If Katerina would come with me, I could walk away from all this. Without fearing that I’m training, who knows? Maybe Leonid would let it all go. Perhaps, if he saw me living my best life, running a huge company, he’d see that I posed no threat to him. One of the few regions Grandfather has steered far away from is the Slavic countries. Nothing related to my father in any way was of interest to him. Unless Leonid saw my taking Katerina as some kind of threat, taking Grandfather up on his offer might solve all our problems. And I could actually protect Kat as I’ve longed to do.
“You’d be a Belmont in all the ways you always wanted,” Grandfather says.
And that’s the heart of it.
For more than ten years now, he’s been dangling that over my head. My father’s flawed. He’s weak. He’s greedy. He succumbs to his weaknesses over and over, and no matter how badly we needed him, his children were never a priority in his life.
But he always loved us.
His love was never contingent on our behavior, or our performance, or something as pedantic as having the right name. For eleven and a half years, Grandfather has known that his grandchild was waiting and desperately hoping for his approval. He knew it was all I really wanted, all I longed for.
And he withheld it to make me keep dancing.
Only now that I’ve slipped the leash is he finally offering me what I’ve longed for. Now that it serves him, he’ll hand me the carrot I’ve been chasing.
But I see it now. I see what he’s doing and who he is, and I won’t be satisfied with it, not anymore.
I want more.
And I can’t abandon Kristiana—never again.
No matter what Leonid decides to do with me, whether he might leave me alone or not, I doubt he’ll simply walk away from my sister and her defiant husband.

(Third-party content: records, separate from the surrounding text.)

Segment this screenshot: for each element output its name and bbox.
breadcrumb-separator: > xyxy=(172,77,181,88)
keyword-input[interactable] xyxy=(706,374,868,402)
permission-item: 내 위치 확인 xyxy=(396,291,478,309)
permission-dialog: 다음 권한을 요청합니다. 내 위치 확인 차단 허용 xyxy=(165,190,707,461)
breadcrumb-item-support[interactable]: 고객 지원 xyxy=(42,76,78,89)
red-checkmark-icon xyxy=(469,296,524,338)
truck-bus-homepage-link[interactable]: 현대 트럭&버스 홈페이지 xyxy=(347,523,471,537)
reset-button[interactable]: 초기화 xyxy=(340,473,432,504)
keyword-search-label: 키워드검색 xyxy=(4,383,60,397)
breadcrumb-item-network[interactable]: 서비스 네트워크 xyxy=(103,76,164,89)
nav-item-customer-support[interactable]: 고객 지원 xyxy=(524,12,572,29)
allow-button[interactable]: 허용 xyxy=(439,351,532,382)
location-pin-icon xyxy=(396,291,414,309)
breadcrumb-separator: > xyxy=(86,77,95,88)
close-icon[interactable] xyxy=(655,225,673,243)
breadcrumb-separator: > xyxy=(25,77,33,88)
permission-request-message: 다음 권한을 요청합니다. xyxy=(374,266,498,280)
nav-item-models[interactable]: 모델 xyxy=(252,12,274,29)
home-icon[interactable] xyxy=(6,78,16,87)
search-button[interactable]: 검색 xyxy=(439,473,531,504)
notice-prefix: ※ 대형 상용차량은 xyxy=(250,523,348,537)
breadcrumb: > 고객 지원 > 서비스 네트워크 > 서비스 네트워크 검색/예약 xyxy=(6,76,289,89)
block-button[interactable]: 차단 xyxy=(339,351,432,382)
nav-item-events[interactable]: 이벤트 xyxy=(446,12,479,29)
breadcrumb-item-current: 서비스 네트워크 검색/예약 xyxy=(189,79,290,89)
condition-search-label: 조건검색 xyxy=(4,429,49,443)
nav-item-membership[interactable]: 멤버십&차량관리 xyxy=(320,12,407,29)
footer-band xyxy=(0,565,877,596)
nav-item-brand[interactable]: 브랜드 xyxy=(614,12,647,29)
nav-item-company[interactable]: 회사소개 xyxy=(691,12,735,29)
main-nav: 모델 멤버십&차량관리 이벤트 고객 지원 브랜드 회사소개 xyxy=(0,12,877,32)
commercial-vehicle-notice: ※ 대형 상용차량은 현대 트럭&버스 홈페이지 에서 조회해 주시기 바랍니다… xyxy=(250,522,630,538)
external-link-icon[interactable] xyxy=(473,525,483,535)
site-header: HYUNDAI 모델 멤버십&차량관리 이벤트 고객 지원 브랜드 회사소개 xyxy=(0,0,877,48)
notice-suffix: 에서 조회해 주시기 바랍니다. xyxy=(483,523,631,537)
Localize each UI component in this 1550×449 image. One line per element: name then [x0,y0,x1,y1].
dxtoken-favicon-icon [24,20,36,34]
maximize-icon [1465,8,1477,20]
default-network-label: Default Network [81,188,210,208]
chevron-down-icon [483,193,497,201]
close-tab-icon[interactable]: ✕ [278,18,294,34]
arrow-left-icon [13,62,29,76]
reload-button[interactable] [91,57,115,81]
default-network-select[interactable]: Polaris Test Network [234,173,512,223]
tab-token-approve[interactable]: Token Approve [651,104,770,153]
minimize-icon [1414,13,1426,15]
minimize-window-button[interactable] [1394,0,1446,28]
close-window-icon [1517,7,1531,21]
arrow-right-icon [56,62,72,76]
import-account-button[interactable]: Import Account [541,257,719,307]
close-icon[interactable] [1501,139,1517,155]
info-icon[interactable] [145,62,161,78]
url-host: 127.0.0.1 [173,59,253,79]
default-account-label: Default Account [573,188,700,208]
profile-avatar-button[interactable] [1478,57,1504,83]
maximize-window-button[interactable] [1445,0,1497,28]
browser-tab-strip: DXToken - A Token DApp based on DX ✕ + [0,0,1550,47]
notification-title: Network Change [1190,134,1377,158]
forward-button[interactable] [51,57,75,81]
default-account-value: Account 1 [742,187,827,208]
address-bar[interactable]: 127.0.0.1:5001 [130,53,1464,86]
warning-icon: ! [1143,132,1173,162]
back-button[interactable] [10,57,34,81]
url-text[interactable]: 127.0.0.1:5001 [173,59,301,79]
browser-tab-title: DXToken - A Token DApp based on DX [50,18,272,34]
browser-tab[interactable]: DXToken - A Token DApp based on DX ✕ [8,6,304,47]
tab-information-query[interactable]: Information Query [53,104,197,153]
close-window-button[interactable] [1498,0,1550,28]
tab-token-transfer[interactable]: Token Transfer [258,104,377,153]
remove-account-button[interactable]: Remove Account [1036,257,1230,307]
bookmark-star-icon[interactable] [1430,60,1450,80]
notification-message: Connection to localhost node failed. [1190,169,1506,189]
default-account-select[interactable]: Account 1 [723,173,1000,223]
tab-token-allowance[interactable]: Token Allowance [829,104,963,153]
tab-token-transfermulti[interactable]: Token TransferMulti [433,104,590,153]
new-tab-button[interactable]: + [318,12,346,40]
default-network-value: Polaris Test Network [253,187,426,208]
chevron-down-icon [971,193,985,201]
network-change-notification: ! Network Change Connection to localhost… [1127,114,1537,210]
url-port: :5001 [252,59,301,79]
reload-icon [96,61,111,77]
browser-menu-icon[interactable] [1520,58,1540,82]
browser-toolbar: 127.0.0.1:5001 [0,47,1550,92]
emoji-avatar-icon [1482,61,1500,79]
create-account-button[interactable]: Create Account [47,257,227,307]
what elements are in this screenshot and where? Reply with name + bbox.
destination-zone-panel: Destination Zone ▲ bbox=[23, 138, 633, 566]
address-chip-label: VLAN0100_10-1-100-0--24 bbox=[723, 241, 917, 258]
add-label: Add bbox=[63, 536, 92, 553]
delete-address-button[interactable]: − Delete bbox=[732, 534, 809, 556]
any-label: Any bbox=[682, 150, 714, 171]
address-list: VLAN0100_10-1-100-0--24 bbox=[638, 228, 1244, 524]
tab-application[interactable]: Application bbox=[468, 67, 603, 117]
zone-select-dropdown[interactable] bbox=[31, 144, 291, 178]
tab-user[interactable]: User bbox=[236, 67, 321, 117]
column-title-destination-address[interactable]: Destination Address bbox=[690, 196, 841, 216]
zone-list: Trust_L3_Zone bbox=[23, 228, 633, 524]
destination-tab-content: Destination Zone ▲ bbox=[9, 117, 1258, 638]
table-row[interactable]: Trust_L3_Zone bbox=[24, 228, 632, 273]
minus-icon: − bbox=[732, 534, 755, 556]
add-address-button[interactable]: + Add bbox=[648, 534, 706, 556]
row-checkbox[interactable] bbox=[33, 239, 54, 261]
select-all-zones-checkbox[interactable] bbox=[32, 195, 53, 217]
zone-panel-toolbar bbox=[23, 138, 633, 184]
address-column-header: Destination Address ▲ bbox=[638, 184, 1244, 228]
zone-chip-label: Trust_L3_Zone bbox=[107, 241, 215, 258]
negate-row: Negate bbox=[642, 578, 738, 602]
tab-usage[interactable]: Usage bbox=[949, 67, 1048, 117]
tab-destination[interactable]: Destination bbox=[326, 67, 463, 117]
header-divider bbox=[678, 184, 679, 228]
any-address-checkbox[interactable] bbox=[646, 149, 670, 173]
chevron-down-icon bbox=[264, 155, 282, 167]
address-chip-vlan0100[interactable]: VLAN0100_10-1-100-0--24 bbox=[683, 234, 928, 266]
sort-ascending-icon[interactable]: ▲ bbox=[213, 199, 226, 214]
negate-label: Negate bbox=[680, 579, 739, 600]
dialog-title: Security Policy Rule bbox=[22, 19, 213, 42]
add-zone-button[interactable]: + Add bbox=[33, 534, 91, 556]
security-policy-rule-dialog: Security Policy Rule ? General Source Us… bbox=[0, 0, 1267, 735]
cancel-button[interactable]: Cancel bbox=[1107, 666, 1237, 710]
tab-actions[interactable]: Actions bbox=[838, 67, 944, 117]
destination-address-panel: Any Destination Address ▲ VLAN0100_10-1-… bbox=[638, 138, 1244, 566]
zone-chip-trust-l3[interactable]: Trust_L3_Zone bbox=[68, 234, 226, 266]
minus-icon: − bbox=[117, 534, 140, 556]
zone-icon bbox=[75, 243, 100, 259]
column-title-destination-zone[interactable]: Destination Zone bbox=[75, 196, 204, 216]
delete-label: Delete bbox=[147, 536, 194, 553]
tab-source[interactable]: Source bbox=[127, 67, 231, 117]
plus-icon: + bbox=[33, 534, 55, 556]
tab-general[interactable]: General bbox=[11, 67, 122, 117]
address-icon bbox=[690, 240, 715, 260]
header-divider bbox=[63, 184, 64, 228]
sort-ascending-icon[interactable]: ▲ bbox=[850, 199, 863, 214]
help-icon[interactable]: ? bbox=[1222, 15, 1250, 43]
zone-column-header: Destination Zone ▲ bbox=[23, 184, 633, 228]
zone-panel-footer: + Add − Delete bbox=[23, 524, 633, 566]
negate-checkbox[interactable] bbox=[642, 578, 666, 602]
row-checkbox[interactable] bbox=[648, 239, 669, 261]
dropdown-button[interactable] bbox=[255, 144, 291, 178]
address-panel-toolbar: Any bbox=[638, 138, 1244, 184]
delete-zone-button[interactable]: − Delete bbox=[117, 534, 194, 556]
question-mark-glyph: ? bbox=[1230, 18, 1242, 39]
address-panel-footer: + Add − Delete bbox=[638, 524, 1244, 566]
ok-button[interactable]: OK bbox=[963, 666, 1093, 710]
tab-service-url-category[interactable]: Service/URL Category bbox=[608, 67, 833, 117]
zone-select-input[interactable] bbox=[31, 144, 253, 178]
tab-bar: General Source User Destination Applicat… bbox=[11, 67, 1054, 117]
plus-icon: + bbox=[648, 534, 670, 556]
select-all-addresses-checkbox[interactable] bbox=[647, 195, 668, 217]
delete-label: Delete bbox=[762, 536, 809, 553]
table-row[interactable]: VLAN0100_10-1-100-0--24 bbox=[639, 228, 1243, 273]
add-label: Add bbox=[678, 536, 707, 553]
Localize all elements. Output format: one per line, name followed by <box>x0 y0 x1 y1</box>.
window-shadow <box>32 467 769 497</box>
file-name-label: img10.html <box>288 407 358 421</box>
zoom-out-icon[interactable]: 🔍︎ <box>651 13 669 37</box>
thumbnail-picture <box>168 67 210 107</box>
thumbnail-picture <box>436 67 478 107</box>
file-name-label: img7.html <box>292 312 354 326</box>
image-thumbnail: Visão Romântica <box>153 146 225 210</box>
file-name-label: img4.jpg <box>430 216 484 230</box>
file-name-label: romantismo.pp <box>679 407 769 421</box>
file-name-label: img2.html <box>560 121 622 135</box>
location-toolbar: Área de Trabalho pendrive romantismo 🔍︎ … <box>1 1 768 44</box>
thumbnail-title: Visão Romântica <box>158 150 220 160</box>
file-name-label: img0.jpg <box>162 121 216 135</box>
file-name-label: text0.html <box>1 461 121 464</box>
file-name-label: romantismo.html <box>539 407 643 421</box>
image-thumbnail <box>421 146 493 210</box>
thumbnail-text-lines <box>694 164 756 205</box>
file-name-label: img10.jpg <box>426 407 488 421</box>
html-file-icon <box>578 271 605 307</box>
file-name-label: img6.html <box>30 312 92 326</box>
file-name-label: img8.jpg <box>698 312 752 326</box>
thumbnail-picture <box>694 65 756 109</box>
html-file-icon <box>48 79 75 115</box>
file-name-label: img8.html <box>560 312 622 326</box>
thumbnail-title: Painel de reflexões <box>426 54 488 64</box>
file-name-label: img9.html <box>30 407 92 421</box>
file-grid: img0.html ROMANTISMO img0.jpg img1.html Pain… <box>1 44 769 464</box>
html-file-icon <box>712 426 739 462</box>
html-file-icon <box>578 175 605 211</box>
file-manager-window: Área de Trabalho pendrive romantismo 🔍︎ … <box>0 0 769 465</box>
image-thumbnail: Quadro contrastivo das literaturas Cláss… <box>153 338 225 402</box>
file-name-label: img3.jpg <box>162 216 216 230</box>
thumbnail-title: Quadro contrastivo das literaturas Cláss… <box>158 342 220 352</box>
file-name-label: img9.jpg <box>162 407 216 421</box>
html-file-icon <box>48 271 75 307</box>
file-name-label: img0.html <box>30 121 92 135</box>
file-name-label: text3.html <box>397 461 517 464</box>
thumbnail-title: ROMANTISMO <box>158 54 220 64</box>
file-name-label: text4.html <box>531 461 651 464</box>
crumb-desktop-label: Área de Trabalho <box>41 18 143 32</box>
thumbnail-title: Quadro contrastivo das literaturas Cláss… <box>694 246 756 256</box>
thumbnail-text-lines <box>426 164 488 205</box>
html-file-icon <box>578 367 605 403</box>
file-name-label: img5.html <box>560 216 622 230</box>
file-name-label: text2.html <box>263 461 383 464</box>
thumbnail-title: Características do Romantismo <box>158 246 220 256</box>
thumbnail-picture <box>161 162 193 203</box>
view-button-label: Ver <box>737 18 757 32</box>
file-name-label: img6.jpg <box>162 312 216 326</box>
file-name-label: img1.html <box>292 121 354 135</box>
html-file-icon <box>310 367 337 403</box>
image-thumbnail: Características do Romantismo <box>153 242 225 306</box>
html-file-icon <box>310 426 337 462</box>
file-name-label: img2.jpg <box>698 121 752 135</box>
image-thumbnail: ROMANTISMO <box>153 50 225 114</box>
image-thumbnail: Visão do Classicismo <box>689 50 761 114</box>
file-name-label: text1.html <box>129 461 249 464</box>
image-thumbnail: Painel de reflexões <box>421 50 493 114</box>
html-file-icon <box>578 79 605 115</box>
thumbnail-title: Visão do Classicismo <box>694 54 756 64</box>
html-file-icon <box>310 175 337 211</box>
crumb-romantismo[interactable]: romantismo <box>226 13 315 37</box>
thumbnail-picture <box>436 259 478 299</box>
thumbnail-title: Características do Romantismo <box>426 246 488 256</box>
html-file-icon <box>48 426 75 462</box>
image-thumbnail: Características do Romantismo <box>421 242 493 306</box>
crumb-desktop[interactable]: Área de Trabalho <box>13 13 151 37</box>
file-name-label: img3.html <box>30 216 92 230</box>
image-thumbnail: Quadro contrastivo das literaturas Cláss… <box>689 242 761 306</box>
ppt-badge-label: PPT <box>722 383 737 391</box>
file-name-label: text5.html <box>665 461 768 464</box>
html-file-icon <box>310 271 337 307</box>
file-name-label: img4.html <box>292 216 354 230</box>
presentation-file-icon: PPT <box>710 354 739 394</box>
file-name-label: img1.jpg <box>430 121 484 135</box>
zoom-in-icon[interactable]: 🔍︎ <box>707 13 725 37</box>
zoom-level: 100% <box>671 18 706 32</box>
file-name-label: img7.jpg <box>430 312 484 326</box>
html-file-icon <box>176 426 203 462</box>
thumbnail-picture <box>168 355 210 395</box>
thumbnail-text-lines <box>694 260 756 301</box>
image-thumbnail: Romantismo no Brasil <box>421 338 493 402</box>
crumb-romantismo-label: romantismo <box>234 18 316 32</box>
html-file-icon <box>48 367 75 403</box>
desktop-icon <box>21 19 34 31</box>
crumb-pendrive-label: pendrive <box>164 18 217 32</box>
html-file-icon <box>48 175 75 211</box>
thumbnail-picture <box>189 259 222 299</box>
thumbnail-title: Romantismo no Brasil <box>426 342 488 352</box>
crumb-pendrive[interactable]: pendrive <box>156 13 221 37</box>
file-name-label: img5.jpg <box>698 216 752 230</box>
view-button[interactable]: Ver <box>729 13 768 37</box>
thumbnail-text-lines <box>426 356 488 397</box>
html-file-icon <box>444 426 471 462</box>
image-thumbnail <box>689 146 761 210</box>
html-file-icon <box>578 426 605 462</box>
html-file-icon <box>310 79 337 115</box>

I doubt he’ll leave Grigoriy alone, or my old family friend Mirdza.
I can’t see the light in my own countenance, but I can imagine what it would look like if I were to smile at my grandfather, thank him for his offer, and return to New York City to kiss his ring at that party.
“No.” I shake my head. “I agree with you that Prescott Belmont is a complete disaster, but I’m afraid I’ll have to wish you good luck with him.”
“You—what?”
“I waited a long time, desperate for you to say that I was competent and that you wanted me around,” I say. “But now that you’re here, still not quite saying all of that, but offering me what I wanted, I find that. . .” I spread my hands. “It’s not what I want anymore.”
Grandfather splutters.
“It’s not that your company isn’t amazing. It is. You’re an excellent businessman with an eye for things that will take off and make loads of money. You’re also a decent judge of character in a lot of ways, but you care about all the wrong things.”
“I suppose,” Katerina says, “that being an excellent CEO may not make someone the very best grandfather.”
“Who’s this?” Grandfather points.
“My girlfriend,” I say. “Katerina Yurovsky.”